Thursday, July 19, 2007
CSUC professor takes stock of interfaith movement
By DAN BARNETT
Kate McCarthy, associate professor of religious studies at Chico State University, has done us all a great service in her survey of "Interfaith Encounters in America" ($22.95 in paperback from Rutgers University Press). Her research led her to examine several interfaith Web sites (including Beliefnet.com), conduct interviews with 14 people "involved in interfaith partnerships" and compare the Chico Area Interfaith Council with the more urban Interfaith Conference of Greater Milwaukee. Prefaced by an examination of scholarly work on the way religions see the "other," the book is generous, deeply honest and marvelously readable.
"Interfaith projects & bring Christians, Jews, Muslims, Hindus, Buddhists, Sikhs, Pagans and others into conversation. But more subtly, they also expose the internal diversity of each of these traditions. In Chico & one Catholic church participates in the interfaith organization, another does not.
"As a Roman Catholic Christian," McCarthy writes, "I am also acutely aware of being a woman, which makes me in many ways an alien in my own tradition. & At the same time, I also inhabit, among other things, feminism and American political liberalism." Those who participate in interfaith community groups tend toward progressive politics and liberal religion. More conservative religious leaders, such as evangelical pastor Larry Lane of Chico's Neighborhood Church, tend to stay away. Why? McCarthy's long interview with Lane leads her to conclude that interfaith groups suffer from a perception problem. The reality is that "most members of community interfaith groups do not espouse the kind of pluralism that deems all religions equal or essentially the same."

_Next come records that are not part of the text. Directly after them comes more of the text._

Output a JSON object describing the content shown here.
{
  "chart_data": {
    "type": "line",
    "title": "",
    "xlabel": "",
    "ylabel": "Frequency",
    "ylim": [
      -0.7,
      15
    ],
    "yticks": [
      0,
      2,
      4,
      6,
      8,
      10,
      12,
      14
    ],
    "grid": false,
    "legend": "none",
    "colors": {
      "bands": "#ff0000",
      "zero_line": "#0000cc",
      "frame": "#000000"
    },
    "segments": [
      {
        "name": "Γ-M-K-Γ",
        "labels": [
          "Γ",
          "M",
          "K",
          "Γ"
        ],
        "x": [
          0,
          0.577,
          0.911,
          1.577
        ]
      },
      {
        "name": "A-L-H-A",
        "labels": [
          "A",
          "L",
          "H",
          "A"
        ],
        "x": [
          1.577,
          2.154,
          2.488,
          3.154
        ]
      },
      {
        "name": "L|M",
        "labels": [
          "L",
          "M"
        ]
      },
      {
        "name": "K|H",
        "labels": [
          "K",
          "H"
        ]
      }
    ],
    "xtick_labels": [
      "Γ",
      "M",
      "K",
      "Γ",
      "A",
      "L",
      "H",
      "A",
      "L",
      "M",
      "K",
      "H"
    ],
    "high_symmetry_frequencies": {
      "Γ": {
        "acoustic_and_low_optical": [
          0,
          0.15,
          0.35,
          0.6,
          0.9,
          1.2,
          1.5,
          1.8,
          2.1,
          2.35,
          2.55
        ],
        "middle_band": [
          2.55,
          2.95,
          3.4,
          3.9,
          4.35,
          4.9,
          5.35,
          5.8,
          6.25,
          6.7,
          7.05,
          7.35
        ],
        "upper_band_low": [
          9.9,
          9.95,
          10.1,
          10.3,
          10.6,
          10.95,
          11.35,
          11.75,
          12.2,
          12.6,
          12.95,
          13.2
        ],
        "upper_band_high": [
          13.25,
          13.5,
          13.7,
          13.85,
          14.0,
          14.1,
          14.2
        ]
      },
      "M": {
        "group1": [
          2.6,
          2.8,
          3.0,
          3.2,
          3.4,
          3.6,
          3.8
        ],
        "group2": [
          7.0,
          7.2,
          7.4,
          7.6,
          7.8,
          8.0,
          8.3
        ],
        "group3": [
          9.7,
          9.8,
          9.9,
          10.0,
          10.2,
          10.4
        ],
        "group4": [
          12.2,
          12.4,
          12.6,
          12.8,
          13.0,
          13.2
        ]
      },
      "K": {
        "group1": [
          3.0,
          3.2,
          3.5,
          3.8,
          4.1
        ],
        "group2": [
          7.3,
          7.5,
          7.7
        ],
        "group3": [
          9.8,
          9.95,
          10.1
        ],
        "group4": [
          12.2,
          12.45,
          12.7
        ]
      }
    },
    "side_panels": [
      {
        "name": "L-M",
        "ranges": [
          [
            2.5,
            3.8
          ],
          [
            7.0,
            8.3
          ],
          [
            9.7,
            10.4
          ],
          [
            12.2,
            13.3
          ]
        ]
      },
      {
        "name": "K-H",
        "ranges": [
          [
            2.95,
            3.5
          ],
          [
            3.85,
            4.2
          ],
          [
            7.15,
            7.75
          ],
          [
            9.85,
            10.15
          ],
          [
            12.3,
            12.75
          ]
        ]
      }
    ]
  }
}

Nevertheless, "too often, interfaith enthusiasts dismiss the efforts of dogmatically committed people of (usually Christian) faith on the assumption that anyone who believes anything that strongly must be closed to the enriching possibilities of conversation with a religious other." Interfaith groups focus on good works and "it was perplexing to me & to see how little conversation about religion was to be heard in their gatherings." The real place of negotiation between and among diverse religious traditions may be in interfaith marriages and on the Internet.
In the end, "It is worth attending & to the lessons from these encounters as we plod through what is coming to feel like our interminable culture war. They are relatively simple: (1) Be quiet and listen. (2) Find a point of connection, but not too many -- allow the other to remain other. (3) Enter deeply into your own religious identity, with all its difficulties and ambiguities. (4) Don't just talk; find something to do."